What can we do at moments like this, for we all face them in greater or lesser way as we journey through life?  We can but hold open the space, to listen to what our inner life is saying, even though that may take time to clarify itself. In other words, we allow time for our true self find the voice it lost because things moved so fast.  Taking time, slowing down, doing activities that ground us, routine tasks that do not require too much energy. Thus slowly we allow a new path to emerge, and see that the feeling of being lost is a  necessary one,  if we are to find what truly gives us life. Above all, we trust and do not make impossible demands on ourselves. For we are in transition, and have arrived yet; the soul knows what it is doing and will catch up, even if it takes its time.

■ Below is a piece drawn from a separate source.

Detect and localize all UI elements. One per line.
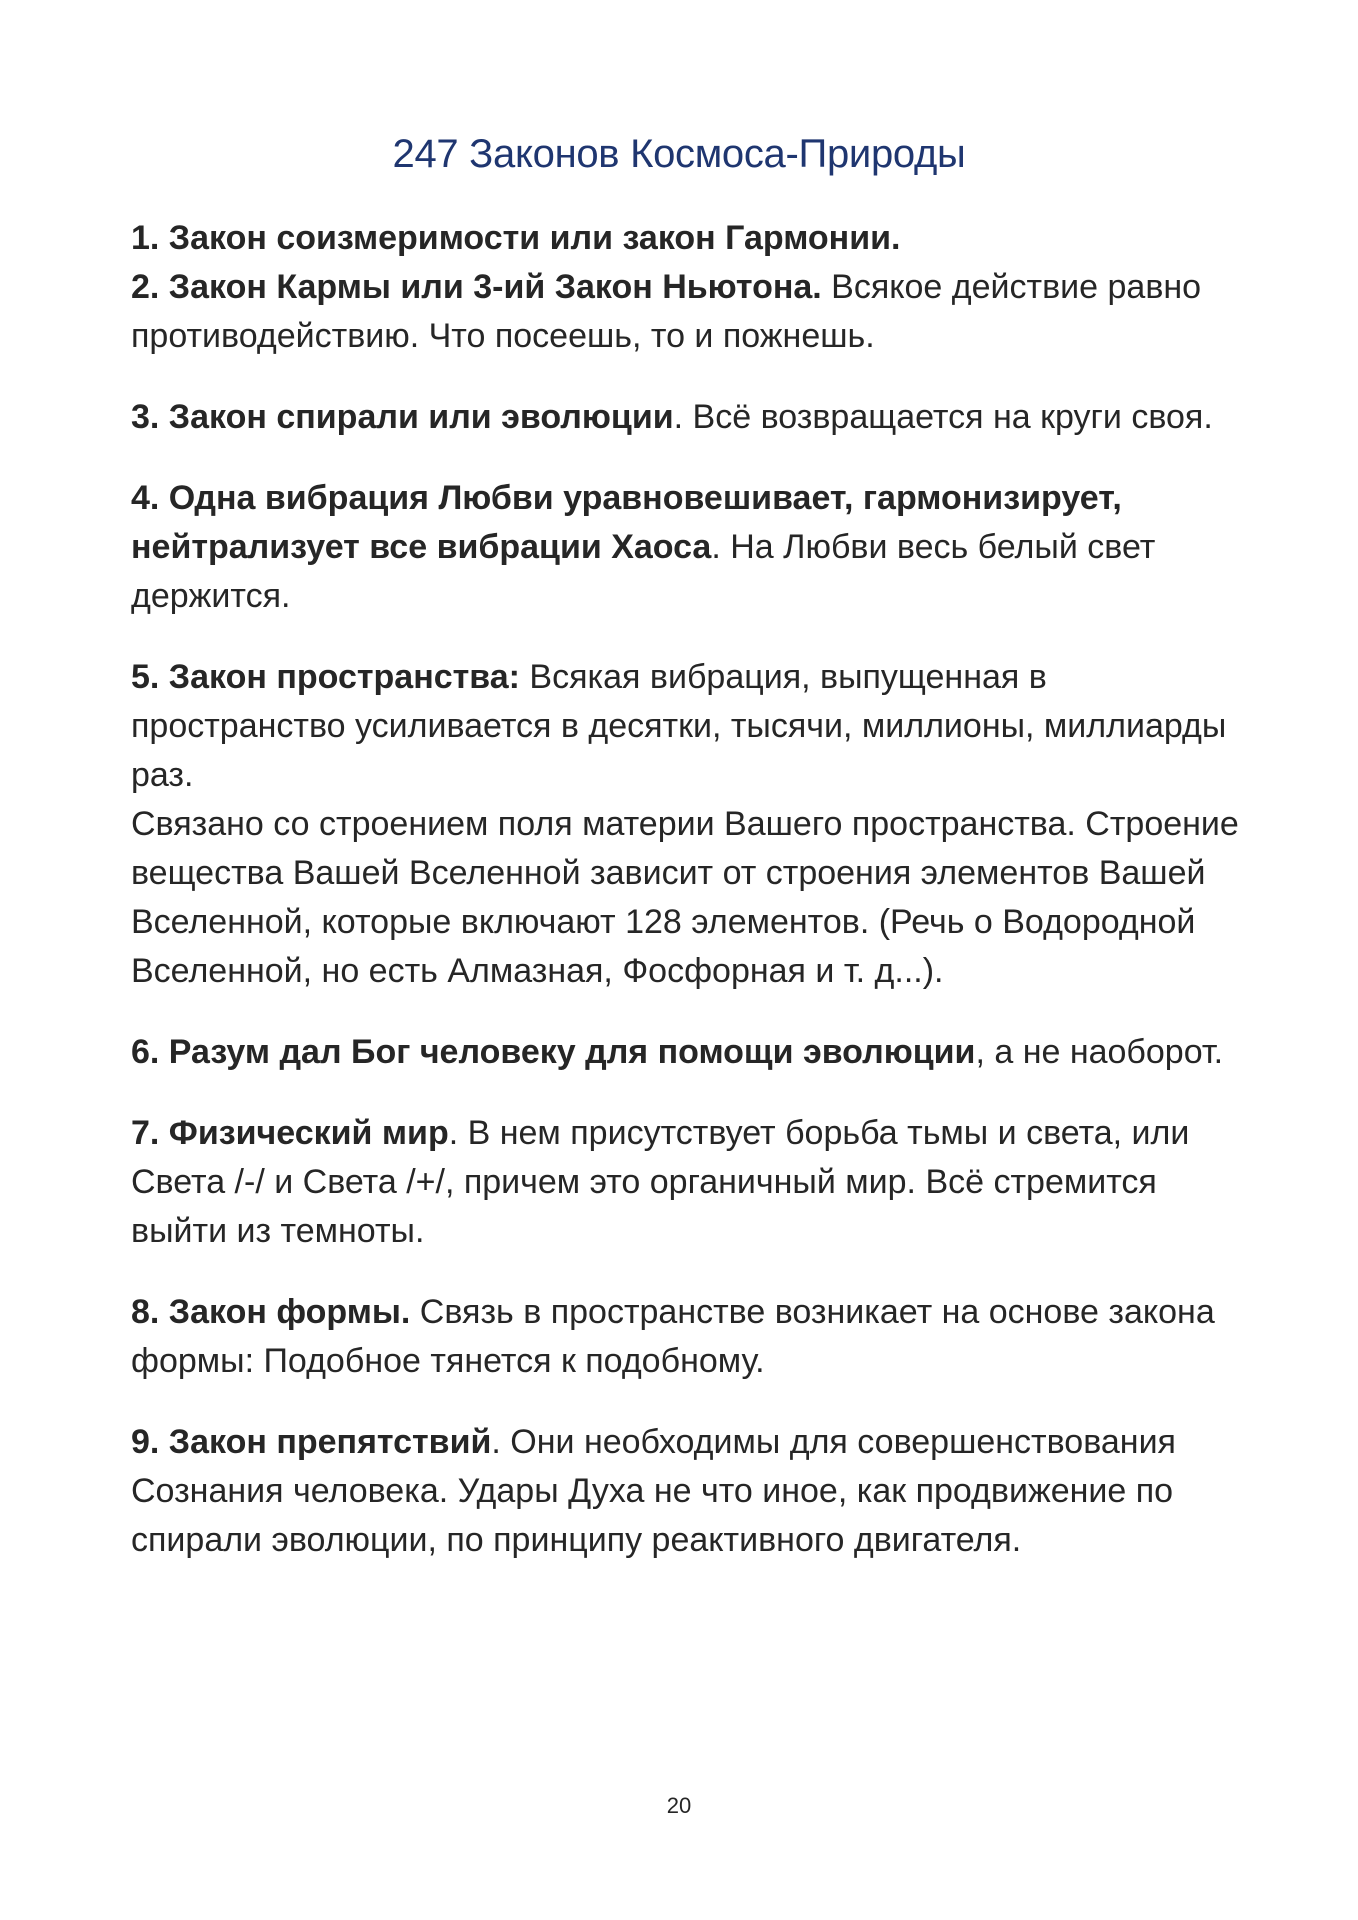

Wait and let things settle

While thinking about our difficulties is useful to a point, we tend to take it too far and become obsessive…. Creating some spaciousness and tranquility in our minds can be a large step towards solving a problem. Consider the “forest pool” metaphor so popular in Buddhism. After inclement weather, the pool is muddy, full of sediment and debris. We cannot clear it by trying to control the contents – that would make the pool worse. We can only wait for all the sediment to settle to the bottom, leaving the pool clear again. So in meditation, by concentrating on the breath or our body or on sounds we can hear in the present moment, we create a space for clarity. We often find that in this spaciousness, an answer to a problem will simply “pop up” to the surface. Sometimes it won’t, but our bodies will thank us for a break from all the worrying.